Pendant que Marie portant son divin fardeau monte les degrés du Temple, soyons attentifs ; car une des plus fameuses prophéties s’accomplit, un des principaux caractères du Messie se déclare. Conçu d’une Vierge, né en Bethléem, ainsi qu’il était prédit, Jésus, en franchissant le seuil du Temple, acquiert un nouveau titre à nos adorations. Cet édifice n’est plus le célèbre Temple de Salomon, qui devint la proie des flammes aux jours de la captivité de Juda. C’est le second Temple bâti au retour de Babylone, et dont la splendeur n’a point atteint la magnificence de l’ancien. Avant la fin du siècle, il doit être renversé pour la seconde fois ; et la parole du Seigneur sera engagée à ce qu’il n’y demeure pas pierre sur pierre. Or, le Prophète Aggée, pour consoler les Juifs revenus de l’exil, qui se lamentaient sur leur impuissance à élever au Seigneur une maison comparable à celle qu’avait édifiée Salomon, leur a dit ces paroles, et elles doivent servir à fixer l’époque de la venue du Messie : « Prends courage, Zorobabel, dit le Seigneur ; prends courage, Jésus, fils de Josedec, souverain Prêtre ; prends courage, peuple de cette contrée ; car voici ce que dit le Seigneur : Encore un peu de temps et j’ébranlerai le ciel et la terre, et j’ébranlerai toutes les nations ; et le Désiré de toutes les nations viendra ; et je remplirai de gloire cette maison. La gloire de cette seconde maison sera plus grande que ne le fut celle de la première ; et dans ce lieu je donnerai la paix, dit le Seigneur des armées. »

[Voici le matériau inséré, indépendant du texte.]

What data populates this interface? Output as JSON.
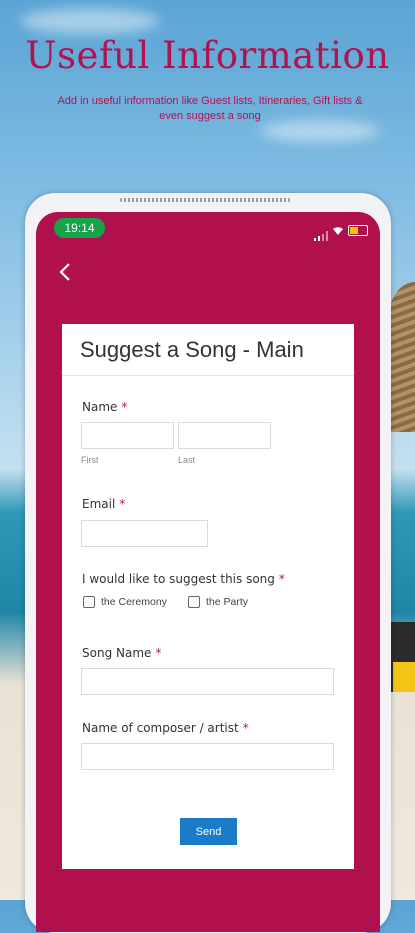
{
  "promo": {
    "headline": "Useful Information",
    "subline": "Add in useful information like Guest lists, Itineraries,  Gift lists & even suggest a song",
    "accent_color": "#b31250"
  },
  "status_bar": {
    "time": "19:14",
    "icons": [
      "signal-icon",
      "wifi-icon",
      "battery-icon"
    ]
  },
  "nav": {
    "back_icon": "chevron-left-icon"
  },
  "form": {
    "title": "Suggest a Song - Main",
    "name_label": "Name",
    "required_mark": "*",
    "first_sublabel": "First",
    "last_sublabel": "Last",
    "email_label": "Email",
    "suggest_label": "I would like to suggest this song",
    "options": [
      "the Ceremony",
      "the Party"
    ],
    "song_name_label": "Song Name",
    "composer_label": "Name of composer / artist",
    "send_label": "Send"
  },
  "colors": {
    "screen_bg": "#b0104b",
    "time_pill": "#16a34a",
    "send_button": "#1a7bc9",
    "required": "#c0183f"
  }
}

La bénédiction des cierges

Après l’Office de Tierce, l’Église pratique, en ce jour, la bénédiction solennelle des Cierges, que l’on compte pour une des trois principales qui ont lieu dans le cours de l’année : les deux autres sont celle des Cendres et celle des Rameaux.

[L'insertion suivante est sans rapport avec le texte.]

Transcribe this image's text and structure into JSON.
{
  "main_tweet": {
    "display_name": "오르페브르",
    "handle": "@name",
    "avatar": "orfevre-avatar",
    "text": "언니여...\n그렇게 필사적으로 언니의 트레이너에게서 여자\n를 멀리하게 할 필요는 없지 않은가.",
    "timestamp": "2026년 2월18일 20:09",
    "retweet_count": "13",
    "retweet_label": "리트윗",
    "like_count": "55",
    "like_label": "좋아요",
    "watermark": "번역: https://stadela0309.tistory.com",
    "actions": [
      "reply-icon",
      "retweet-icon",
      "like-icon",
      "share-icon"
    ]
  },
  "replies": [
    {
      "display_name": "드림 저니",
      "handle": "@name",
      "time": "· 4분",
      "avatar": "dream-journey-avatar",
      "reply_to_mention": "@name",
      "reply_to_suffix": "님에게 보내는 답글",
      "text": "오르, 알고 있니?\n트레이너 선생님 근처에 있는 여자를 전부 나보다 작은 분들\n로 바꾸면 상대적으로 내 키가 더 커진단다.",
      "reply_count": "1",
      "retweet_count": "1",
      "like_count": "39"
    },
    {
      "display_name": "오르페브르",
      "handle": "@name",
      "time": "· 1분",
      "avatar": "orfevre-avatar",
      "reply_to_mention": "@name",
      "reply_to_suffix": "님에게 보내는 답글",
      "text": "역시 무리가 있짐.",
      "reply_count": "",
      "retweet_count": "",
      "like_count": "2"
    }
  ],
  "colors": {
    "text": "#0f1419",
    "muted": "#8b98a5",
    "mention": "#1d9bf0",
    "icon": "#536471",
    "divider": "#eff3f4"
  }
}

Le mystère de cette cérémonie a été fréquemment expliqué par les liturgistes depuis le VIIe siècle. Selon saint Yves de Chartres, dans son deuxième Sermon sur la fête d’aujourd’hui, la cire des cierges, formée du suc des fleurs par les abeilles, que l’antiquité a toujours considérées comme un type de la virginité, signifie la chair virginale du divin Enfant, lequel n’a point altéré, dans sa conception ni dans sa naissance, l’intégrité de Marie. Dans la flamme du cierge, le saint Évêque nous apprend à voir le symbole du Christ qui est venu illuminer nos ténèbres. Saint Anselme, dans ses Enarrations sur saint Luc, développant le même mystère, nous dit qu’il y a trois choses à considérer dans le Cierge : la cire, la mèche et la flamme. La cire, dit-il, ouvrage de l’abeille virginale, est la chair du Christ ; la mèche, qui est intérieure, est l’âme ; la flamme, qui brille en la partie supérieure, est la divinité.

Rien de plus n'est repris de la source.